Human-Relevant Model of Rare Genetic Disorder Offers Insights into Brain Development

Researchers used brain cell cultures derived from reprogrammed skin cells of patients with lissencephaly, a rare inherited brain disorder characterized by severe developmental delay and a smooth rather than folded brain surface structure, to identify the developmental defect in the brain cells harboring the genetic mutation that causes the disease.

The researchers found the patient-derived brain cells carrying the mutation matured more slowly and had problems with mobility, which impairs their ability to reach the correct brain site. This study provides novel insights into the disease mechanism, which is potentially important for developing therapeutic strategies for lissencephaly.

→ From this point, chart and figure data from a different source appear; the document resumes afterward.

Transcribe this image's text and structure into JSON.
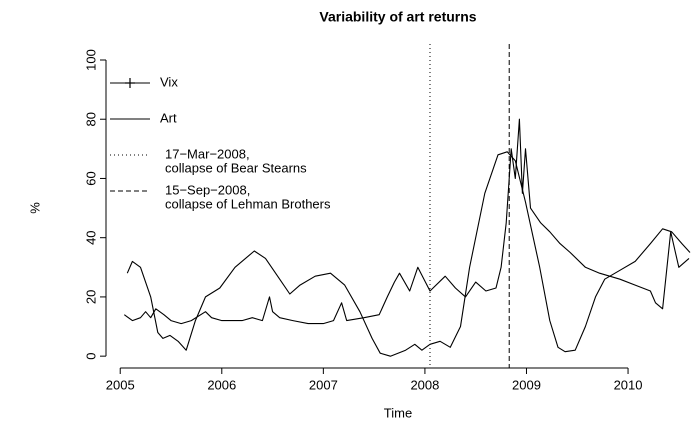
{
  "chart_data": {
    "type": "line",
    "title": "Variability of art returns",
    "xlabel": "Time",
    "ylabel": "%",
    "xlim": [
      2004.86,
      2010.61
    ],
    "ylim": [
      -4,
      105.4
    ],
    "xticks": [
      2005,
      2006,
      2007,
      2008,
      2009,
      2010
    ],
    "yticks": [
      0,
      20,
      40,
      60,
      80,
      100
    ],
    "grid": false,
    "legend": "top-left",
    "series": [
      {
        "name": "Vix",
        "color": "#000000",
        "marker": "+",
        "x": [
          2005.04,
          2005.12,
          2005.2,
          2005.25,
          2005.3,
          2005.35,
          2005.43,
          2005.5,
          2005.6,
          2005.7,
          2005.84,
          2005.9,
          2006.0,
          2006.2,
          2006.3,
          2006.4,
          2006.47,
          2006.5,
          2006.57,
          2006.7,
          2006.85,
          2007.0,
          2007.1,
          2007.18,
          2007.23,
          2007.4,
          2007.55,
          2007.63,
          2007.7,
          2007.75,
          2007.85,
          2007.93,
          2008.05,
          2008.2,
          2008.3,
          2008.4,
          2008.5,
          2008.6,
          2008.7,
          2008.75,
          2008.8,
          2008.85,
          2008.89,
          2008.93,
          2008.96,
          2008.99,
          2009.04,
          2009.14,
          2009.23,
          2009.33,
          2009.43,
          2009.58,
          2009.72,
          2009.92,
          2010.07,
          2010.22,
          2010.27,
          2010.34,
          2010.42,
          2010.5,
          2010.6
        ],
        "values": [
          14,
          12,
          13,
          15,
          13,
          16,
          14,
          12,
          11,
          12,
          15,
          13,
          12,
          12,
          13,
          12,
          20,
          15,
          13,
          12,
          11,
          11,
          12,
          18,
          12,
          13,
          14,
          20,
          25,
          28,
          22,
          30,
          22,
          27,
          23,
          20,
          25,
          22,
          23,
          30,
          45,
          70,
          60,
          80,
          55,
          70,
          50,
          45,
          42,
          38,
          35,
          30,
          28,
          26,
          24,
          22,
          18,
          16,
          42,
          30,
          33
        ]
      },
      {
        "name": "Art",
        "color": "#000000",
        "x": [
          2005.07,
          2005.12,
          2005.2,
          2005.3,
          2005.37,
          2005.42,
          2005.49,
          2005.57,
          2005.65,
          2005.74,
          2005.84,
          2005.98,
          2006.13,
          2006.32,
          2006.43,
          2006.57,
          2006.67,
          2006.77,
          2006.92,
          2007.07,
          2007.21,
          2007.36,
          2007.48,
          2007.56,
          2007.66,
          2007.81,
          2007.9,
          2007.97,
          2008.05,
          2008.15,
          2008.25,
          2008.35,
          2008.44,
          2008.59,
          2008.72,
          2008.81,
          2008.89,
          2008.99,
          2009.13,
          2009.23,
          2009.31,
          2009.38,
          2009.48,
          2009.58,
          2009.68,
          2009.77,
          2009.92,
          2010.07,
          2010.22,
          2010.34,
          2010.43,
          2010.53,
          2010.61
        ],
        "values": [
          28,
          32,
          30,
          20,
          8,
          6,
          7,
          5,
          2,
          12,
          20,
          23,
          30,
          35.5,
          33,
          26,
          21,
          24,
          27,
          28,
          24,
          15,
          6,
          1,
          0,
          2,
          4,
          2,
          4,
          5,
          3,
          10,
          30,
          55,
          68,
          69,
          66,
          52,
          30,
          12,
          3,
          1.5,
          2,
          10,
          20,
          26,
          29,
          32,
          38,
          43,
          42,
          38,
          35
        ]
      }
    ],
    "annotations": [
      {
        "x": 2008.05,
        "style": "dotted",
        "label": [
          "17−Mar−2008,",
          "collapse of Bear Stearns"
        ]
      },
      {
        "x": 2008.83,
        "style": "dashed",
        "label": [
          "15−Sep−2008,",
          "collapse of Lehman Brothers"
        ]
      }
    ]
  }
}
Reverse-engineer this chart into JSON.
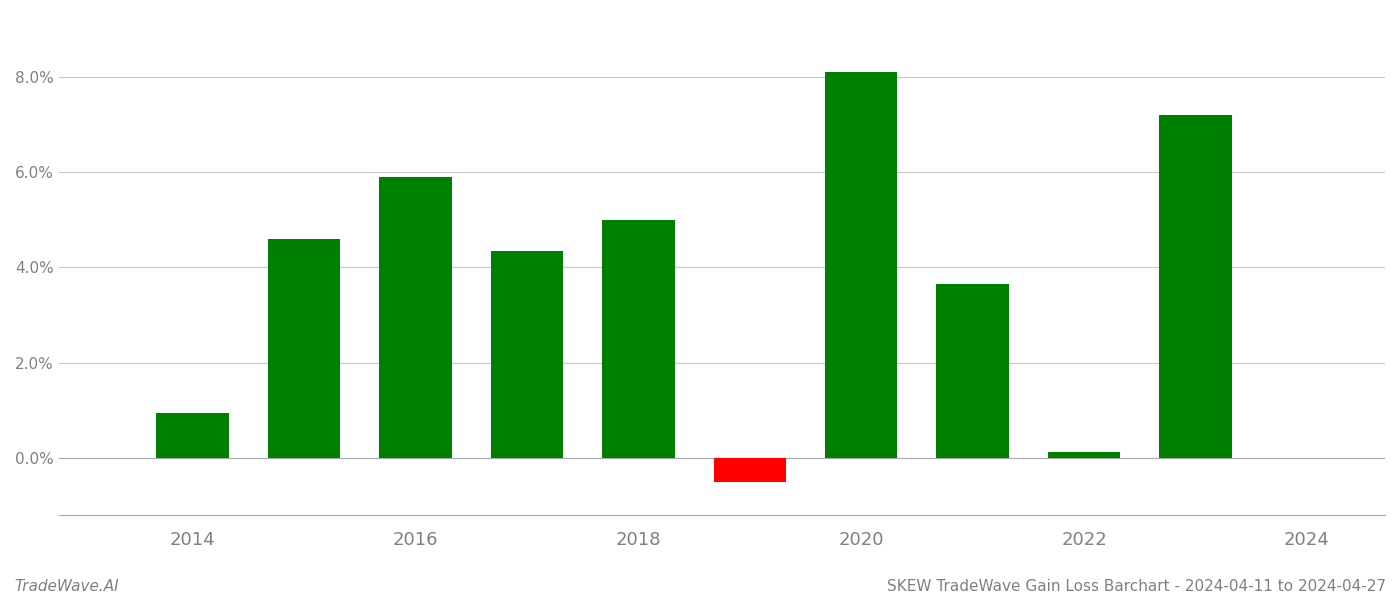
{
  "years": [
    2014,
    2015,
    2016,
    2017,
    2018,
    2019,
    2020,
    2021,
    2022,
    2023
  ],
  "values": [
    0.0095,
    0.046,
    0.059,
    0.0435,
    0.05,
    -0.005,
    0.081,
    0.0365,
    0.0012,
    0.072
  ],
  "bar_colors": [
    "#008000",
    "#008000",
    "#008000",
    "#008000",
    "#008000",
    "#ff0000",
    "#008000",
    "#008000",
    "#008000",
    "#008000"
  ],
  "title": "SKEW TradeWave Gain Loss Barchart - 2024-04-11 to 2024-04-27",
  "watermark": "TradeWave.AI",
  "ylim_min": -0.012,
  "ylim_max": 0.093,
  "background_color": "#ffffff",
  "grid_color": "#c8c8c8",
  "tick_label_color": "#808080",
  "bar_width": 0.65,
  "xlim_min": 2012.8,
  "xlim_max": 2024.7,
  "xticks": [
    2014,
    2016,
    2018,
    2020,
    2022,
    2024
  ],
  "xtick_labels": [
    "2014",
    "2016",
    "2018",
    "2020",
    "2022",
    "2024"
  ]
}
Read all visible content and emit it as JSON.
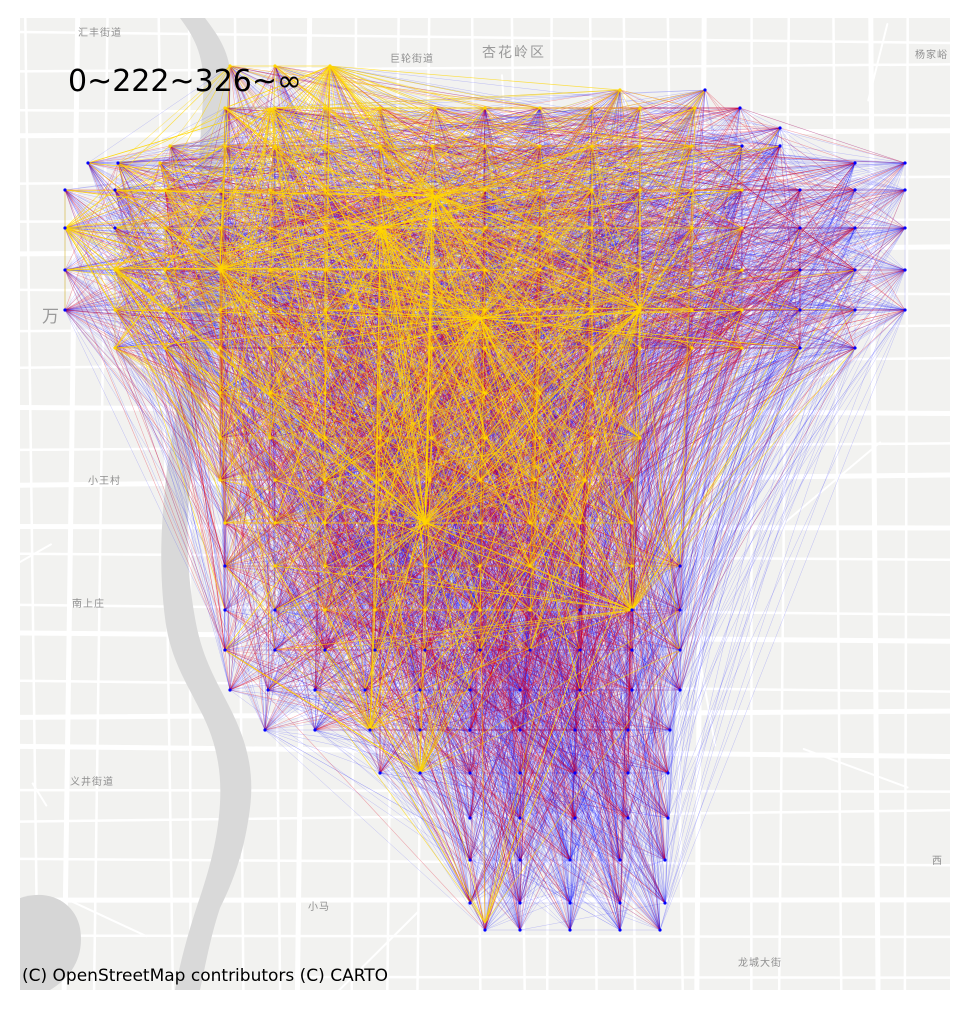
{
  "map": {
    "title": "0~222~326~∞",
    "attribution": "(C) OpenStreetMap contributors (C) CARTO",
    "base_labels": {
      "label_1": "汇丰街道",
      "label_2": "巨轮街道",
      "label_3": "杏花岭区",
      "label_4": "杨家峪",
      "label_5": "万",
      "label_6": "小王村",
      "label_7": "南上庄",
      "label_8": "义井街道",
      "label_9": "小马",
      "label_10": "西",
      "label_11": "龙城大街"
    },
    "edge_classes": [
      {
        "range": "0~222",
        "color": "#ffd700"
      },
      {
        "range": "222~326",
        "color": "#e0001c"
      },
      {
        "range": "326~∞",
        "color": "#0000ff"
      }
    ],
    "colors": {
      "background": "#f2f2f0",
      "roads": "#ffffff",
      "river": "#d6d6d6",
      "text": "#000000"
    }
  }
}
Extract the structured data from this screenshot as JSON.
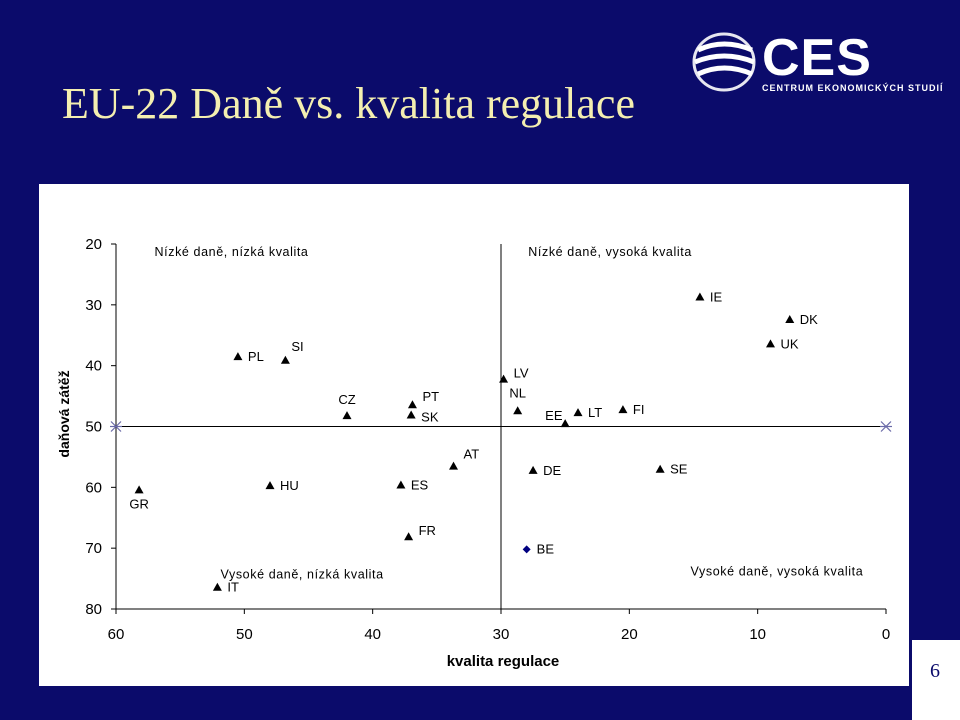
{
  "slide": {
    "title": "EU-22 Daně vs. kvalita regulace",
    "page_number": "6",
    "logo_main": "CES",
    "logo_sub": "CENTRUM EKONOMICKÝCH STUDIÍ"
  },
  "colors": {
    "background": "#0b0b6b",
    "title": "#f4efb0",
    "marker": "#000000",
    "marker_highlight": "#000080"
  },
  "chart_data": {
    "type": "scatter",
    "xlabel": "kvalita regulace",
    "ylabel": "daňová zátěž",
    "xlim": [
      60,
      0
    ],
    "ylim": [
      20,
      80
    ],
    "x_ticks": [
      "60",
      "50",
      "40",
      "30",
      "20",
      "10",
      "0"
    ],
    "y_ticks": [
      "20",
      "30",
      "40",
      "50",
      "60",
      "70",
      "80"
    ],
    "reference_lines": {
      "x": 30,
      "y": 50
    },
    "quadrant_labels": [
      {
        "text": "Nízké daně, nízká kvalita",
        "x": 51,
        "y": 22
      },
      {
        "text": "Nízké daně, vysoká kvalita",
        "x": 21.5,
        "y": 22
      },
      {
        "text": "Vysoké daně, nízká kvalita",
        "x": 45.5,
        "y": 75
      },
      {
        "text": "Vysoké daně, vysoká kvalita",
        "x": 8.5,
        "y": 74.5
      }
    ],
    "points": [
      {
        "label": "IE",
        "x": 14.5,
        "y": 28.8,
        "marker": "triangle"
      },
      {
        "label": "DK",
        "x": 7.5,
        "y": 32.5,
        "marker": "triangle"
      },
      {
        "label": "UK",
        "x": 9,
        "y": 36.5,
        "marker": "triangle"
      },
      {
        "label": "PL",
        "x": 50.5,
        "y": 38.6,
        "marker": "triangle"
      },
      {
        "label": "SI",
        "x": 46.8,
        "y": 39.2,
        "marker": "triangle"
      },
      {
        "label": "LV",
        "x": 29.8,
        "y": 42.3,
        "marker": "triangle"
      },
      {
        "label": "CZ",
        "x": 42,
        "y": 48.3,
        "marker": "triangle"
      },
      {
        "label": "PT",
        "x": 36.9,
        "y": 46.5,
        "marker": "triangle"
      },
      {
        "label": "SK",
        "x": 37,
        "y": 48.2,
        "marker": "triangle"
      },
      {
        "label": "NL",
        "x": 28.7,
        "y": 47.5,
        "marker": "triangle"
      },
      {
        "label": "EE",
        "x": 25,
        "y": 49.6,
        "marker": "triangle"
      },
      {
        "label": "LT",
        "x": 24,
        "y": 47.8,
        "marker": "triangle"
      },
      {
        "label": "FI",
        "x": 20.5,
        "y": 47.3,
        "marker": "triangle"
      },
      {
        "label": "AT",
        "x": 33.7,
        "y": 56.6,
        "marker": "triangle"
      },
      {
        "label": "DE",
        "x": 27.5,
        "y": 57.3,
        "marker": "triangle"
      },
      {
        "label": "SE",
        "x": 17.6,
        "y": 57.1,
        "marker": "triangle"
      },
      {
        "label": "GR",
        "x": 58.2,
        "y": 60.5,
        "marker": "triangle"
      },
      {
        "label": "HU",
        "x": 48,
        "y": 59.8,
        "marker": "triangle"
      },
      {
        "label": "ES",
        "x": 37.8,
        "y": 59.7,
        "marker": "triangle"
      },
      {
        "label": "FR",
        "x": 37.2,
        "y": 68.2,
        "marker": "triangle"
      },
      {
        "label": "BE",
        "x": 28,
        "y": 70.2,
        "marker": "diamond"
      },
      {
        "label": "IT",
        "x": 52.1,
        "y": 76.5,
        "marker": "triangle"
      }
    ]
  }
}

Animal models with the genetic mutation do not mimic the human disease, and donor tissue is scarce due to the rarity of the disease. Thus, this cellular model of lissenchephaly derived from patients increases the opportunity to study and find human-relevant insights about mechanisms of the disease and brain development in general. This technique can be adapted to study other human genetic diseases of the brain.

Shahsavani M, Pronk R, Falk F, et al. An in vitro model of lissencephaly: expanding the role of DCX during neurogenesis. Mol Psychiatry. Published online September 19, 2017. doi: 10.1038/mp.2017.175.